Sibal again blames SC, CAG and media for spectrum resale flop

Communications and IT minister Kapil Sibal has reiterated his frequent charge that India's Supreme Court is at fault for forcing the resale of 2G telecom spectrum when the market was not ripe, and thus leading to lower realisations for the government in the November 2013 spectrum auction.
 
"Till some time back, telecom was the golden goose, which laid golden eggs. The Supreme Court ensured that the golden goose will never lay a golden egg again at least for a little while," Sibal said in an address at the annual general meeting of the Confederation of Indian Industries.
 
The Supreme Court had in February 2012 cancelled 122 telecom licences awarded in 2008 under the then telecom minister Andimuthu Raja on the ground that they were given arbitrarily, causing a huge loss to the exchequer.
 
Once again criticising the Comptroller and Auditor General of India for its estimate of a loss of Rs1,76,000 crore due to the mis-sale of spectrum, he said no one has benefited by the headline-grabbing activism of the CAG.
 
"Consumer tariffs have gone up. So, the consumer has not benefited. The sector is under a debt of Rs2,50,000 crore. So the sector has not benefited.

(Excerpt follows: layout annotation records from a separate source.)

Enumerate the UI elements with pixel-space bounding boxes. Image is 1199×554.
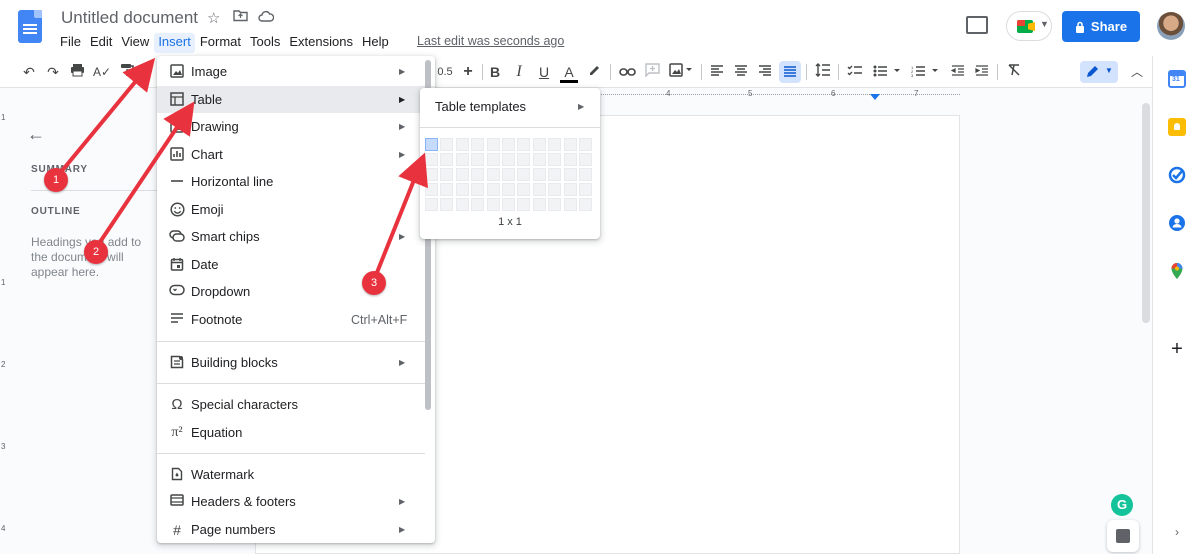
annotation-badge-3: 3 <box>362 271 386 295</box>
annotation-badge-1: 1 <box>44 168 68 192</box>
annotation-arrow-3 <box>372 152 428 281</box>
annotation-arrow-2 <box>94 101 195 250</box>
annotation-arrows <box>54 57 428 281</box>
annotation-arrow-1 <box>54 57 156 180</box>
annotation-badge-2: 2 <box>84 240 108 264</box>
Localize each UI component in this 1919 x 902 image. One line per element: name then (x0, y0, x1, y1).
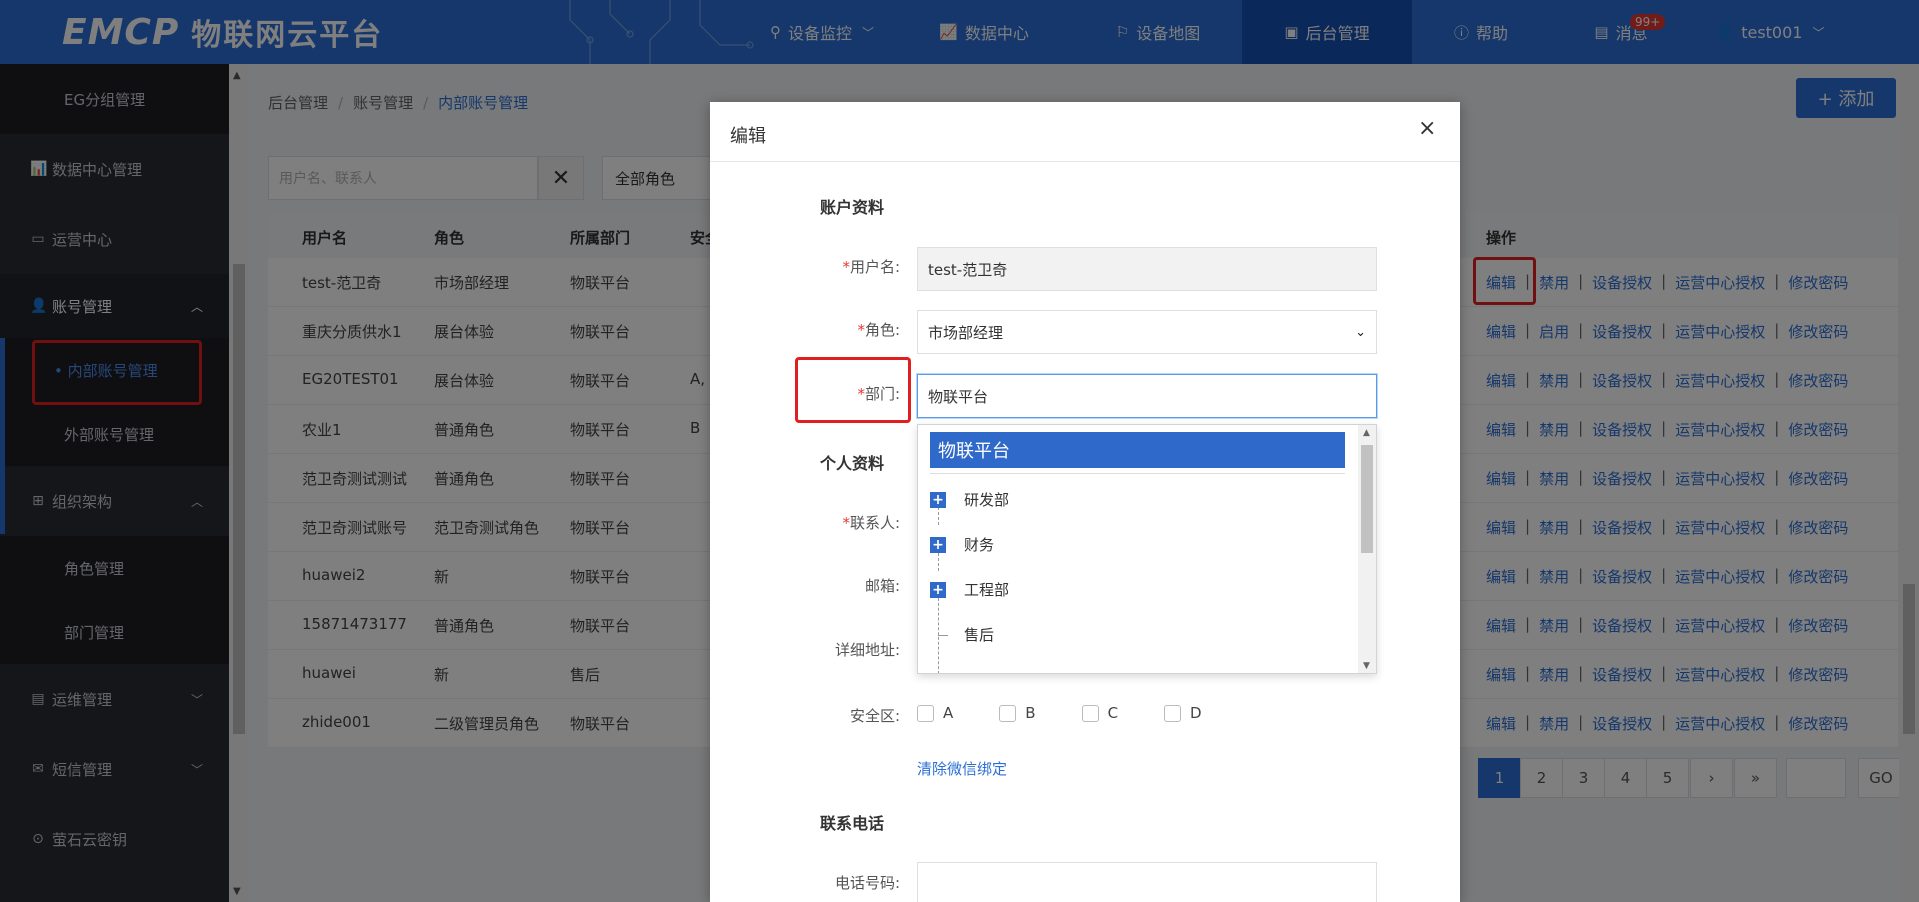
phone-label: 电话号码: (834, 874, 900, 892)
checkbox[interactable] (999, 704, 1017, 722)
username-field[interactable]: test-范卫奇 (917, 247, 1377, 291)
section-phone: 联系电话 (820, 814, 885, 833)
dept-tree-node[interactable]: + 研发部 (930, 489, 1009, 510)
scrollbar-thumb[interactable] (1361, 445, 1373, 553)
dept-tree-node[interactable]: 售后 (930, 624, 994, 645)
role-select[interactable]: 市场部经理 ⌄ (917, 310, 1377, 354)
dept-tree-label: 财务 (964, 536, 995, 554)
clear-wechat-link[interactable]: 清除微信绑定 (917, 758, 1007, 779)
tree-leaf-icon (930, 627, 948, 643)
highlight-box (795, 357, 911, 423)
divider (930, 473, 1345, 474)
security-zone-group: A B C D (917, 704, 1248, 722)
modal-header: 编辑 × (710, 102, 1460, 162)
scroll-up-icon[interactable]: ▲ (1363, 428, 1370, 438)
phone-field[interactable] (917, 862, 1377, 902)
dept-tree-dropdown: 物联平台 + 研发部 + 财务 + 工程部 售后 ▲ ▼ (917, 424, 1377, 674)
security-checkbox-d[interactable]: D (1164, 704, 1202, 722)
checkbox[interactable] (1081, 704, 1099, 722)
scroll-down-icon[interactable]: ▼ (1363, 661, 1370, 671)
email-label: 邮箱: (864, 577, 900, 595)
dept-tree-node[interactable]: + 财务 (930, 534, 994, 555)
expand-icon[interactable]: + (930, 491, 946, 508)
security-checkbox-c[interactable]: C (1081, 704, 1118, 722)
chevron-down-icon: ⌄ (1355, 324, 1366, 340)
dept-tree-node[interactable]: + 工程部 (930, 579, 1009, 600)
edit-modal: 编辑 × 账户资料 *用户名: test-范卫奇 *角色: 市场部经理 ⌄ *部… (710, 102, 1460, 902)
section-personal: 个人资料 (820, 454, 885, 473)
checkbox[interactable] (1164, 704, 1182, 722)
role-label: *角色: (857, 321, 900, 339)
security-checkbox-a[interactable]: A (917, 704, 953, 722)
security-checkbox-b[interactable]: B (999, 704, 1036, 722)
close-icon[interactable]: × (1418, 116, 1436, 141)
security-label: 安全区: (849, 707, 900, 725)
dept-tree-label: 售后 (964, 626, 995, 644)
dept-tree-label: 工程部 (964, 581, 1010, 599)
expand-icon[interactable]: + (930, 581, 946, 598)
dept-tree-root[interactable]: 物联平台 (930, 432, 1345, 468)
section-account: 账户资料 (820, 198, 885, 217)
role-select-value: 市场部经理 (928, 323, 1004, 342)
dept-tree-label: 研发部 (964, 491, 1010, 509)
tree-connector (938, 553, 939, 571)
expand-icon[interactable]: + (930, 536, 946, 553)
contact-label: *联系人: (842, 514, 900, 532)
dropdown-scrollbar[interactable]: ▲ ▼ (1358, 425, 1376, 673)
checkbox[interactable] (917, 704, 934, 722)
modal-title: 编辑 (730, 126, 766, 147)
username-label: *用户名: (842, 258, 900, 276)
address-label: 详细地址: (834, 641, 900, 659)
dept-field[interactable]: 物联平台 (917, 374, 1377, 418)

The government has got Rs1,000 crore (from fresh 2G auctions). So the government has not benefited. I would like to know who has benefited from this," he said.
 
Sibal went so far as to admit that decision-making in the government has slowed down due to a fear of court action, and a senior cabinet minister like him fears signing papers.
 
"I personally, sitting in that chair, fear signing something because I do not know what is going to happen in courts five years from now. This has happened since 2010; and CAG and the most independent media in the world has led to all this," Sibal said.
 
Sibal also blamed the courts for making it difficult for systems in the country to function in the matter of economic policy making.
 
"If courts were to involve themselves in economic policy and determine the future course of any particular sector in the economy, we are in dire trouble because courts do not have the experience, nor do they have the means to learn from experience," he said.